Ha sido éste el truco crucial del kirchnerismo,
magistralmente concebido para la sociedad del “yo no lo voté”: desligar los
hechos de sus causas, aliviarnos de las responsabilidades, otorgarnos la
credibilidad de las almas bellas, facilitarnos el acceso a otra vuelta de
tuerca de nuestra propia decadencia sin necesidad de ningún mea culpa.

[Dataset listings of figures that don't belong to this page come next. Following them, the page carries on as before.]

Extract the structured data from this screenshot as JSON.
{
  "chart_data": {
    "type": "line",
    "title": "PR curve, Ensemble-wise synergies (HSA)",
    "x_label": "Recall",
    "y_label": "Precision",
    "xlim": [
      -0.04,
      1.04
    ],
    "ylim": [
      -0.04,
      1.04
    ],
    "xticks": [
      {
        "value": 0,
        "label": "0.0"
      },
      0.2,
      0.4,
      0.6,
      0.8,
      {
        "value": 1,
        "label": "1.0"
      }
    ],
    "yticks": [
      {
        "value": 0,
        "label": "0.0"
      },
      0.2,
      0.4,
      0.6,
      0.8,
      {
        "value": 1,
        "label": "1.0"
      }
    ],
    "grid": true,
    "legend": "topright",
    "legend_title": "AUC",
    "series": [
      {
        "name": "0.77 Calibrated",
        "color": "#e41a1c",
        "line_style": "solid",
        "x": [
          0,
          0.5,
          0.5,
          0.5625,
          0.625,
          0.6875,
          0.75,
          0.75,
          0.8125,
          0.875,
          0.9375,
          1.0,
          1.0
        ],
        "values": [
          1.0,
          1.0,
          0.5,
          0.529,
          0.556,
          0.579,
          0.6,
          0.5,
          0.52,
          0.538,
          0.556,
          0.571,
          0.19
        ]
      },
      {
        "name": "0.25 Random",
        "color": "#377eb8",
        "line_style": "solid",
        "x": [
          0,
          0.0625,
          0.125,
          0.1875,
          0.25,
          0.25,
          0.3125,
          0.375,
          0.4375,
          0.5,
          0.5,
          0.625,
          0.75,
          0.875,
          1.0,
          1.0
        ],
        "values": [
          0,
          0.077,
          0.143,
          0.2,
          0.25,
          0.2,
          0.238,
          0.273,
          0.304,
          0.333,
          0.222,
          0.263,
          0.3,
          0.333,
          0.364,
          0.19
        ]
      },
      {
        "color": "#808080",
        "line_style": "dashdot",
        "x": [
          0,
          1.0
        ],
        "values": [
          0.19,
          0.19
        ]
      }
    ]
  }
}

No fueron sólo los commodities.
Bajemos el cuadrito, y Videla no ha sido nunca presidente, ni nadie jamás lo ha
apoyado. Incorporemos a todos los menemistas y duhaldistas disponibles al gobierno
de la revolución nac&pop, y aquí no ha pasado nada. Estaticemos YPF y
Ciccone, y tapemos con tierra la montaña de excrementos. Y, sobre todo, hablemos
mucho de memoria, ya que carecemos
completamente de ella. Chi ha avuto, ha avuto. Chi ha dato, ha
dato. Scurdámmoce o passato! Mentira sobre mentira, para tapar mentiras
anteriores. Total, vamos ganando. Total, somos derechos y humanos. Total, hace
años que los aguafiestas nos dicen que la Convertibilidad es insostenible en el
largo plazo, y nunca pasa nada…
Pero yo quería hablarles de otra cosa. Yo quería decirles que
es por todo esto que la denuncia de la miserabilidad de los miserables, -es
decir: la puesta evidencia de una realidad de la cual todos somos responsables,
y no sólo los militares y los políticos- no es anecdótica sino esencial para la
construcción de una sociedad mejor, capaz de enfrentar la realidad y sus
dilemas y responsabilidades. Para decirlo parafraseando autores prestigiosos, yo
quería afirmar, de una vez y por todas, que en la Argentina y en cualquier
lugar del mundo el sueño de la verdad engendra monstruos. Y los tenemos allí aunque
no queramos verlos.
Aunque nos digamos –y nos digan cada día- que al fin de cuentas
el diablo de la mentira no es tan malo, allí está de nuevo. Incólume, impune,
prepotente. Decidido a ir por todo. Delante de nuestras narices.